Because here we are, three decades on: The Democratic party is still the party of birth control. Joe Biden is still an ambitious officeholder. Maureen Dowd is still at the New York Times, no longer a talented young reporter but a top columnist, and she’s still playing a major role in Biden’s life.
In an emotional column last week, Dowd did the opposite of her 1987 article: She effectively put Joe Biden into a presidential race.
The column was raw and emotional. It was filled with details of the dying wish of Biden’s son, Beau, who succumbed in May to brain cancer.
“ ‘Dad, I know you don’t give a damn about money,’ Beau told him, dismissing the idea that his father would take some sort of cushy job after the vice presidency to cash in,” Dowd writes. “Beau was losing his nouns and the right side of his face was partially paralyzed. But he had a mission: He tried to make his father promise to run, arguing that the White House should not revert to the Clintons and that the country would be better off with Biden values.”

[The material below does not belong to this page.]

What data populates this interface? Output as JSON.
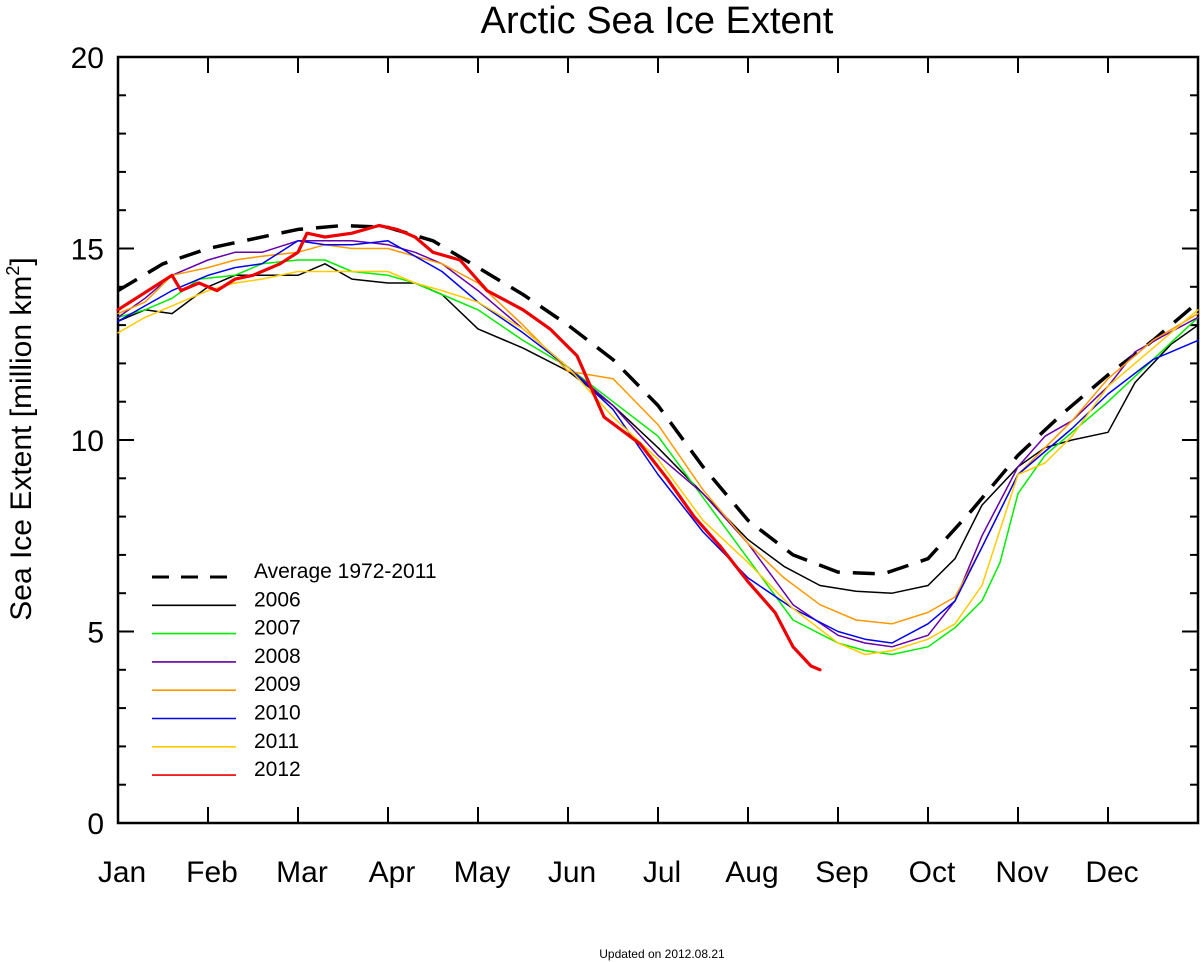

The column presented a very different Joe Biden, a likable, selfless father who may run for president to carry out the dying wish of his son.
Selflessness may not be needed, though, since Biden would have a decent chance of winning, should he decide to run. A sitting vice president has never in modern times failed to win his party’s nomination. In addition, Biden, as vice president, has earned a tremendous amount of goodwill from some of the president’s most loyal supporters.